3 ways business owners can prevent friendly fraud
Friendly fraud is on the increase as online shopping becomes more popular. Read our guide on what it means and how to help prevent it – or call Unique ID:321148/08000294864* to find out how our solutions and services can best support your business.
Friendly fraud, or first-party fraud, happens when a customer makes an online purchase for a product or service using their credit card, but later contacts the credit card issuer to dispute the charge.
Confusion over things like the status of an order or how the refund process works can cause customers to raise a dispute with their issuer
Friendly fraud differs from traditional third-party fraud, which involves someone using another person’s details to make a fraudulent transaction. In fact, in many cases friendly fraud claims may be made for genuine reasons and can be caused by several different factors.
This type of fraud has been on the increase in recent years as online shopping and card-not-present transactions have become increasingly common – statistics suggest that for e-commerce merchants, friendly fraud may now account for a higher percentage of fraud losses than traditional fraud1.
What causes friendly fraud, and what can business owners do to help prevent it? Here’s what you need to know.
Common causes of friendly fraud
Confusion over things like the status of an order or how the refund process works can cause customers to raise a dispute with their issuer. For example, if a customer experiences a delay in an order being delivered they may contact their issuer stating that they have not received the goods that they paid for.
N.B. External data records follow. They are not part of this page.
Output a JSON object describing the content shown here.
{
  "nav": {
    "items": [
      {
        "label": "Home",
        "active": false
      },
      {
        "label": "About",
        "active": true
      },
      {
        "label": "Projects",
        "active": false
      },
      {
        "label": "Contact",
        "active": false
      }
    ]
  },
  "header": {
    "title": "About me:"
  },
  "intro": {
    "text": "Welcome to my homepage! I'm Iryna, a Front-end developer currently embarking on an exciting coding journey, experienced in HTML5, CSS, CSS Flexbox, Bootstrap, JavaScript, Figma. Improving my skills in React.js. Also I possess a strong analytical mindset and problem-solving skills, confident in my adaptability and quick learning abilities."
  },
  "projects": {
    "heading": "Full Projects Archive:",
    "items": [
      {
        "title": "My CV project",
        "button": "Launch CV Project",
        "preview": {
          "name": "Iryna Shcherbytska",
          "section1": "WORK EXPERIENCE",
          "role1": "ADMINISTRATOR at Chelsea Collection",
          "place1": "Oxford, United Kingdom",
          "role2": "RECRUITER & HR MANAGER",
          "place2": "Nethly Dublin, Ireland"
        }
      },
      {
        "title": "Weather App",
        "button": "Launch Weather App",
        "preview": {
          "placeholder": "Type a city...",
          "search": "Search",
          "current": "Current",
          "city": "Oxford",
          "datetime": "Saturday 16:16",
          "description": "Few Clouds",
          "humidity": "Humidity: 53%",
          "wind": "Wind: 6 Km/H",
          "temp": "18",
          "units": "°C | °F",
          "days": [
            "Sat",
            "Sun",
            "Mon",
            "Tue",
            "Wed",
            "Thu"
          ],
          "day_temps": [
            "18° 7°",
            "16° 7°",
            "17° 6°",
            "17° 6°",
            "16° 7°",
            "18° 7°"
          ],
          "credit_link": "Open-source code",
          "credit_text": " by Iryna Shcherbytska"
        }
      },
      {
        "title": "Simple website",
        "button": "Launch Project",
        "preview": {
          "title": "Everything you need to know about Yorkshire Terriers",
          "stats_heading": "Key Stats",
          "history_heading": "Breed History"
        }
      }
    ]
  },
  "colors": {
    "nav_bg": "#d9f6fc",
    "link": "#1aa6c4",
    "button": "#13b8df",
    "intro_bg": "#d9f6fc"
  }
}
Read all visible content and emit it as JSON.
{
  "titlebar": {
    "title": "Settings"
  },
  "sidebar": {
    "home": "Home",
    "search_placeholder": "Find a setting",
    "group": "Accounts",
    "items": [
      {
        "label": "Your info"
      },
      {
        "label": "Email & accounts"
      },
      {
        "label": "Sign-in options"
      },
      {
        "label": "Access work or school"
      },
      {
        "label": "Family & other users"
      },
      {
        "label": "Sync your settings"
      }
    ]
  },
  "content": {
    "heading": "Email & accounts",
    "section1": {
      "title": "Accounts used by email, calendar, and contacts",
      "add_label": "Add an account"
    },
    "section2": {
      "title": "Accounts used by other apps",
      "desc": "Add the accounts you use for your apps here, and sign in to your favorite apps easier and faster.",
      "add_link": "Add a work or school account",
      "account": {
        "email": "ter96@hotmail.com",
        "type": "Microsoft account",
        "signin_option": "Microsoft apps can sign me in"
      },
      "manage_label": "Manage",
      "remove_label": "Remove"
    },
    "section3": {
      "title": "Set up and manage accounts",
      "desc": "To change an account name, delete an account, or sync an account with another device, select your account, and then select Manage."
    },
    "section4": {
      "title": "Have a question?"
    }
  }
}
Another example is a customer who has already requested a refund from the merchant, but contacts their issuer to dispute the transaction because they haven’t yet received the funds back.
Family members using shared accounts can lead to purchases being made and then later disputed by the account owner. This is especially common where children or teenagers have access to an account and can make a purchase without the cardholder’s knowledge or approval at the time.
General financial pressures can cause customers to raise disputes for purchases that they have willingly made. Customers may change their mind after making a purchase, driven by a desire to recoup the funds that they have spent, and contact their issuer to do so.
What can I do to prevent friendly fraud?
As friendly fraud can often occur for genuine reasons, it’s impossible to prevent it completely. However, there are a number of steps that you can take as a business owner to help tackle the issue. Remember it’s also in your interest to resolve disputes and create positive outcomes for the customer where possible – this will help to make it more likely that the customer will return to you for repeat business.
1. Make sure you’re communicating clearly
- Increase the visibility of your T&Cs so that your customers understand their rights and what to expect
- Provide prompt email confirmations, package tracking, and delivery notifications
2. Be proactive in your customer service
- Make it easy for customers to get in contact and to request returns
- Communicate any delivery delays, and extend returns policies if necessary
3. Understand your customer
- Make sure your processes align with what your customers expect
- Look for patterns in buying habits so that you can spot unusual activity
- 1LexisNexis 2019 True Cost of Fraud Study, E-commerce/Retail Edition
- Statistic: Among e-commerce merchants, first-party fraud accounted for 39% of fraud losses and third-party fraud accounted for 36%.